Akan tetapi, Bian menarik dasi dari temannya itu sehingga membuat mereka malah menatap satu sama lain.
"Aku datang untuk sarapan, kalian malah pamer kemesraan. Baiklah, Tuan Bian– sekarang apakah aku boleh duduk?" tanya Carolin pada saat itu.
Spontan Bian melepaskan temannya itu, ia menjauh sejenak dan mereka berdua berusaha tampil cool di depan Carolin pada saat itu.
"Hm, ya..., silahkan." ujar Bian.
Carolin tersenyum, dan ia akhirnya duduk dengan anggun pada saat itu.

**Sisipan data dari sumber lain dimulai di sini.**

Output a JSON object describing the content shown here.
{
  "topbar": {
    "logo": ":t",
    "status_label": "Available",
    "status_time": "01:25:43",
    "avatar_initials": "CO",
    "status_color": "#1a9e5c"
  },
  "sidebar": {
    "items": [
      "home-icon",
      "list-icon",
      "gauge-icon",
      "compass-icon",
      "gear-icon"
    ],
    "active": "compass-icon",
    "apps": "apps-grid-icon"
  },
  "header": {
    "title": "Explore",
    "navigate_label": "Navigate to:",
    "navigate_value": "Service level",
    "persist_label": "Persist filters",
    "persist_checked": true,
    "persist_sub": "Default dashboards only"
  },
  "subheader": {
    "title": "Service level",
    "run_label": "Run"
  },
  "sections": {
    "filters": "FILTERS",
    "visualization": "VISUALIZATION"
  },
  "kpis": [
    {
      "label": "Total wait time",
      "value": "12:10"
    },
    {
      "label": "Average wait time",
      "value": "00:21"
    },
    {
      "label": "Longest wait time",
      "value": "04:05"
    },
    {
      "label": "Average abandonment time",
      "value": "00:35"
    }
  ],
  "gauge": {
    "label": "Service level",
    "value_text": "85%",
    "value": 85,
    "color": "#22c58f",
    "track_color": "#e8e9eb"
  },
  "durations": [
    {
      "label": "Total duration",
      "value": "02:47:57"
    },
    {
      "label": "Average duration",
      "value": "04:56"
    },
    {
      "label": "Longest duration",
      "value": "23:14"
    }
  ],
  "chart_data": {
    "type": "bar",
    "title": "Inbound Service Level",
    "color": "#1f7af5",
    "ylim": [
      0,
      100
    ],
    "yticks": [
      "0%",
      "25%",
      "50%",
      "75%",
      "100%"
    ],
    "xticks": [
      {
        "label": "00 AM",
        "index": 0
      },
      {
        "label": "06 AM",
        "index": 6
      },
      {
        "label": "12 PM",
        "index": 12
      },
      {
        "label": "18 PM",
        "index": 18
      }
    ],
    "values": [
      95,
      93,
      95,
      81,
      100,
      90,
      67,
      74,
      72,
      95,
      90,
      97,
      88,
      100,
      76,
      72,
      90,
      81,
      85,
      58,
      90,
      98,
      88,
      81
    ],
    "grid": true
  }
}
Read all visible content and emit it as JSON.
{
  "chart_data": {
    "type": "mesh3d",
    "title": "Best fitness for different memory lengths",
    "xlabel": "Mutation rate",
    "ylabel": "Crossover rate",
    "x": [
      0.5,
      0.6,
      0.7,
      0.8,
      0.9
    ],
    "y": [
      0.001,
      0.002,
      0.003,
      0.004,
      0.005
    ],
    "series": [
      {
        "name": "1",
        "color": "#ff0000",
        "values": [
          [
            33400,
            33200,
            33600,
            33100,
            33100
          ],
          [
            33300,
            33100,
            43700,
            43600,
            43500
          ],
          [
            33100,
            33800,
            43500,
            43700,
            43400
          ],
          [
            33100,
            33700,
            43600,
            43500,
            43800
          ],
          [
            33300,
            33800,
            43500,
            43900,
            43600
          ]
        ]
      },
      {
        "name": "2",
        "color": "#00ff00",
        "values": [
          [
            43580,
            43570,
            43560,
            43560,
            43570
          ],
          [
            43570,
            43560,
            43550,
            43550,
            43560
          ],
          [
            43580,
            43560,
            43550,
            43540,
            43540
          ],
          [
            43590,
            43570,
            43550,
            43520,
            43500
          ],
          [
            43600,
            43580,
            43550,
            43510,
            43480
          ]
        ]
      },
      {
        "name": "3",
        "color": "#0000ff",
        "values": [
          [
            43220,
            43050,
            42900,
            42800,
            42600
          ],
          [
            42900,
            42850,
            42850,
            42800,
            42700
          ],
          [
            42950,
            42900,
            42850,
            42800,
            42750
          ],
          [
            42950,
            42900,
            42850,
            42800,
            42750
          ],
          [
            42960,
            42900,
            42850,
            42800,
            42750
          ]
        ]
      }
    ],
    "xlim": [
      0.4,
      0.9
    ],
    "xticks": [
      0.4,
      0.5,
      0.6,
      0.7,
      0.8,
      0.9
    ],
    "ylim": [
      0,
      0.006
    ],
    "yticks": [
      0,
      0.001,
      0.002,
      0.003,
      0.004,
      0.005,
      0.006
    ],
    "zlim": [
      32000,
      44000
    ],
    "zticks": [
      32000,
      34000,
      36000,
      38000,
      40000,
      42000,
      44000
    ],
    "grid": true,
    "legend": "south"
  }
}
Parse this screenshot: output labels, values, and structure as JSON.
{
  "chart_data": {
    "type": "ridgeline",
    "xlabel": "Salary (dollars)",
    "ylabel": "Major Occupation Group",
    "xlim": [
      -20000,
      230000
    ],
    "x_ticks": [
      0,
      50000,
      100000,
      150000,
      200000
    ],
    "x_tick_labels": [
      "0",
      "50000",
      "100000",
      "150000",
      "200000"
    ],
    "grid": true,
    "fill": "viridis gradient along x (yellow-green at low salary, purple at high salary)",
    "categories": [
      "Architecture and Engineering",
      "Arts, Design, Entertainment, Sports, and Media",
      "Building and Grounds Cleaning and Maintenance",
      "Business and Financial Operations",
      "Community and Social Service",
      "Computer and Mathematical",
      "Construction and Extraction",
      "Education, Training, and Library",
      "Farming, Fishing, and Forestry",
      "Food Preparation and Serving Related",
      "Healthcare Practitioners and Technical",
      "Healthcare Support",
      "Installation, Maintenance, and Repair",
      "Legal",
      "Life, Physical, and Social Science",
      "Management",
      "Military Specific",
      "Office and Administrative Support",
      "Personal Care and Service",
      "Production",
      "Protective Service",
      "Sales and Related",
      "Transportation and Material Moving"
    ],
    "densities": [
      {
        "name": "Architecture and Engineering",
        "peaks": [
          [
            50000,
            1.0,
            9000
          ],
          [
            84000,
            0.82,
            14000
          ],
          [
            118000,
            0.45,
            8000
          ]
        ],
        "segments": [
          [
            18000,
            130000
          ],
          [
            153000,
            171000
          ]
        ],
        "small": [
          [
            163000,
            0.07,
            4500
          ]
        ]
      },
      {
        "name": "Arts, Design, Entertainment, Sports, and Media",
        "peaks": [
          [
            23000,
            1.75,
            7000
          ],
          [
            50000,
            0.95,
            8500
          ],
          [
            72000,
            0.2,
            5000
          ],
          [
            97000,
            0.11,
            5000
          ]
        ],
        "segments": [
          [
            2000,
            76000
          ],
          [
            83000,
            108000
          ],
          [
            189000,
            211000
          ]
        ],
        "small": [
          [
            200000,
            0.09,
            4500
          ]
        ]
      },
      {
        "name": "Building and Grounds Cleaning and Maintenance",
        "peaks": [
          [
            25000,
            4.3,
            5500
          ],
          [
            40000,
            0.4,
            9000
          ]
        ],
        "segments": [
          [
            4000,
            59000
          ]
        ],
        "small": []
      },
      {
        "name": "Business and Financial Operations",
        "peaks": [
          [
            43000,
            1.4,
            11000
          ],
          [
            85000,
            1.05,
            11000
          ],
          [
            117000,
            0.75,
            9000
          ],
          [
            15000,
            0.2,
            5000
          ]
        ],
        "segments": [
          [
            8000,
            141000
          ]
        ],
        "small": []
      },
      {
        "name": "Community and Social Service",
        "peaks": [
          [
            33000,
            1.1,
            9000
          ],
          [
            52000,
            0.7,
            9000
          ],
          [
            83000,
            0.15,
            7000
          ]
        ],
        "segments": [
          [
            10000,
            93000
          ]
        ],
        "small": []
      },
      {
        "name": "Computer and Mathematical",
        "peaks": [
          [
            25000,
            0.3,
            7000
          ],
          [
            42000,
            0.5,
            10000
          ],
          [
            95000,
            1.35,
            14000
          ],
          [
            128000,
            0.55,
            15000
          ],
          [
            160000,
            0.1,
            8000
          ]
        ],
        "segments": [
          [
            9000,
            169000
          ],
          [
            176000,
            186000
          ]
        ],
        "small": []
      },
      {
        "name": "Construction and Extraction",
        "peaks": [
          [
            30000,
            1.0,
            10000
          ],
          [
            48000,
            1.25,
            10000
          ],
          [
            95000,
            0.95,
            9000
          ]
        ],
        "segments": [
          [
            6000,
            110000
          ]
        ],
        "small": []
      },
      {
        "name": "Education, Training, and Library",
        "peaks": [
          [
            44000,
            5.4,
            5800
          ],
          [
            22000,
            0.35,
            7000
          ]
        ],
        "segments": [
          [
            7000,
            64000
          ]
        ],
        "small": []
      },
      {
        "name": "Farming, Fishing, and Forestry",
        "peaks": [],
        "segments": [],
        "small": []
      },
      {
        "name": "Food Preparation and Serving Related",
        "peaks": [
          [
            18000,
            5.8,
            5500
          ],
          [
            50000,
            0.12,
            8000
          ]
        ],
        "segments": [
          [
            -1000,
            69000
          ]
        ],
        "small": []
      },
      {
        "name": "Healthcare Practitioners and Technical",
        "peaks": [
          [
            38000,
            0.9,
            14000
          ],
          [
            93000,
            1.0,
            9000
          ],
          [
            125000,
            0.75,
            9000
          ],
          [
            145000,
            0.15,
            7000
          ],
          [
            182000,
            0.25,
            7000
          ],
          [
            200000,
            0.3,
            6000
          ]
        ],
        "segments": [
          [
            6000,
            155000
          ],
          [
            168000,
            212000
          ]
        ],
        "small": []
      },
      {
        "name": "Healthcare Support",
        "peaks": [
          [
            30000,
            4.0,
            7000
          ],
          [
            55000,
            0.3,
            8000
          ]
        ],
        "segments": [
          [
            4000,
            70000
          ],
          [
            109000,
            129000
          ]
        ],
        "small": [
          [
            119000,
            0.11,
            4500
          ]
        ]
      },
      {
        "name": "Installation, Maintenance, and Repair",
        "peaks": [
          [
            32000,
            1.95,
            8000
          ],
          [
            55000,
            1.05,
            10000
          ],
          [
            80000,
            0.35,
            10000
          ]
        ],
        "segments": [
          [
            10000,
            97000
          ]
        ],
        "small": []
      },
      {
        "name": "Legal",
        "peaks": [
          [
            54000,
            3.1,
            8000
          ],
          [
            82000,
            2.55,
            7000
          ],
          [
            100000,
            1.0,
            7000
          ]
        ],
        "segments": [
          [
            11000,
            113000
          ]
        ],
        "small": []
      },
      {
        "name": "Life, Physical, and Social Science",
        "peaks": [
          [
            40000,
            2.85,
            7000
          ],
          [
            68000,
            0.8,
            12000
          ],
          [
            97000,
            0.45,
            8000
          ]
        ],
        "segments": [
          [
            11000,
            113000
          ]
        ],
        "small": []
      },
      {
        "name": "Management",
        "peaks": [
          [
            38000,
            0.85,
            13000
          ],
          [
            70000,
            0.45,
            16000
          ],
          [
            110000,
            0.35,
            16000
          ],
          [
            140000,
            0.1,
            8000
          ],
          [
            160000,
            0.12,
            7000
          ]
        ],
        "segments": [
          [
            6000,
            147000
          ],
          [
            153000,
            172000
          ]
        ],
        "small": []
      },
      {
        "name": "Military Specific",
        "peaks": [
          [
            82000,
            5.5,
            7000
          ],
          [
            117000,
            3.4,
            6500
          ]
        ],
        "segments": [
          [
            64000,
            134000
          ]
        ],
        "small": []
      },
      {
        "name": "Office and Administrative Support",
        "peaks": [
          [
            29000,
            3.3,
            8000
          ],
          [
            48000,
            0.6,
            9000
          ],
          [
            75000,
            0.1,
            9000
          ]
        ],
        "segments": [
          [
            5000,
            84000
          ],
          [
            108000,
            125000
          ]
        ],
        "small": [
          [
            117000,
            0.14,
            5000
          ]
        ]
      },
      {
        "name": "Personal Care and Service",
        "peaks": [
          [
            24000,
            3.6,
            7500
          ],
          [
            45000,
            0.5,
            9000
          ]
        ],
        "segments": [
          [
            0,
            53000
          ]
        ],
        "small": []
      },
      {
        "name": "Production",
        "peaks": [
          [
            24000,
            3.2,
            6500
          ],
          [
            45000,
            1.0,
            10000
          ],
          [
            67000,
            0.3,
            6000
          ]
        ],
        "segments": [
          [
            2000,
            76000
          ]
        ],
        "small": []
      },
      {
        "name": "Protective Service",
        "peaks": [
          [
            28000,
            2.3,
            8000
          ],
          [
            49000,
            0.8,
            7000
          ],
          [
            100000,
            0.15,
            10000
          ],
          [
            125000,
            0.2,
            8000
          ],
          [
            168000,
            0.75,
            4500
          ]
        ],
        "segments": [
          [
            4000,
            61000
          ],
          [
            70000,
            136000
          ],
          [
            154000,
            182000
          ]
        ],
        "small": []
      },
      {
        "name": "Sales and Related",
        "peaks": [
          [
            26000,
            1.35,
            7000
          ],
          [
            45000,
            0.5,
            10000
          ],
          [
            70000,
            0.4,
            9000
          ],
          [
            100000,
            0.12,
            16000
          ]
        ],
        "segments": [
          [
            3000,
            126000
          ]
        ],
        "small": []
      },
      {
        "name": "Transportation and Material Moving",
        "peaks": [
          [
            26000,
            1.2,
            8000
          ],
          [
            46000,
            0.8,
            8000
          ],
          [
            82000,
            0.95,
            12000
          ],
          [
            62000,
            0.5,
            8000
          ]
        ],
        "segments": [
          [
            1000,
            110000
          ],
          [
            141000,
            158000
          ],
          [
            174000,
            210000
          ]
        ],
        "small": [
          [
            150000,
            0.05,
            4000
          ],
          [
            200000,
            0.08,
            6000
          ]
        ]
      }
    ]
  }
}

Wanita itu terlihat jauh lebih cantik bila tampak tenang.
"Silahkan dinikmati," ujar Bian lagi.
Carolin akhirnya memulai sarapan, dan kedua pria tampan yang ada di sana juga ternyata melakukannya juga. Mereka sarapan dengan diam, dan Carolin tampak lahap saat memakan beberapa menu mewah yang disajikan.
Setelah beberapa saat, akhirnya sarapan selesai. Carolin bahkan sangat bingung apa yang harus ia lakukan di sana, hingga pada akhirnya ia menatap ke arah Bian untuk beberapa saat.
"Bolehkah aku pergi hari ini?" tanya Carolin sembari menatap ke arah Bian.
Bian yang baru saja selesai makan akhirnya menaruh garpunya dengan sangat kasar pada saat itu. Suara dari benturan garpu ke arah piring terdengar nyaring.
"Mau ke mana?!" tanya Bian dengan sangat kasar dan nada suaranya terdengar cukup arogan. Carolin sebenarnya ingin sekali memaki pria itu, akan tetapi–ia menahan diri.
"Hanya ingin bertemu taman," balas Carolin singkat.
"Teman yang membawamu kabur kemarin?" tanya Bian. Pertanyaan itu seolah menjadi sindiran, dan senyuman tipis yang tadi ada di bibir Carolin seketika hilang dan lenyap seketika.
"Cih, kalau bukan karena aku yang tak dianggap di sini, mungkin aku tidak akan kabur! Dasar pria bajing*n!" gerutu Carolin sembari menatap tidak suka ke arah Bian.
Semua orang seakan menahan nafas saat mendengar ucapan dari wanita itu yang selalu saja memaki Bos mereka. Bahkan Very sampai tersenyum lebar namun sangat kaku saat mendengar wanita itu lagi dan lagi akhirnya memaki temannya itu.
"Tidak boleh! Aku bilang tidak ya tidak!" tolak Bian.
Carolin yang sudah tidak bisa menahan kekesalannya akhirnya menggebrak meja makan, dan bahkan mungkin kedua tangannya sangat sakit sekarang.
"Nona, tolong tenang sebentar. Ada sebab dan akibat kenapa tuan tidak memperbolehkan anda pergi. Hari ini, anda harus mengikuti sebuah tradisi dari keluarga regan, di mana mereka akan mengadakan minum teh bersama dan berbincang dengan anda." Very berusaha menenangkan, dan pada akhirnya Carolin diam.
Ia diam bukan bukan karena ia merasa tenang. Meskipun ia tidak lagi terlihat berapi-api ataupun menggebu-nggebu, ia sudah diam– dan semua orang menganggapnya sudah merasa jauh lebih baik. Akan tetapi, di balik semua itu–Carolin sebenarnya tengah resah dan gelisah dengan acara pertemuan keluarga pada saat itu. Pertanyaan demi pertanyaan tentu akan ia dapatkan, dan bagaimana ia harus menjawabnya? Sementara itu, ia sama sekali bukan anak dari kekuarga kaya yang mereka duga!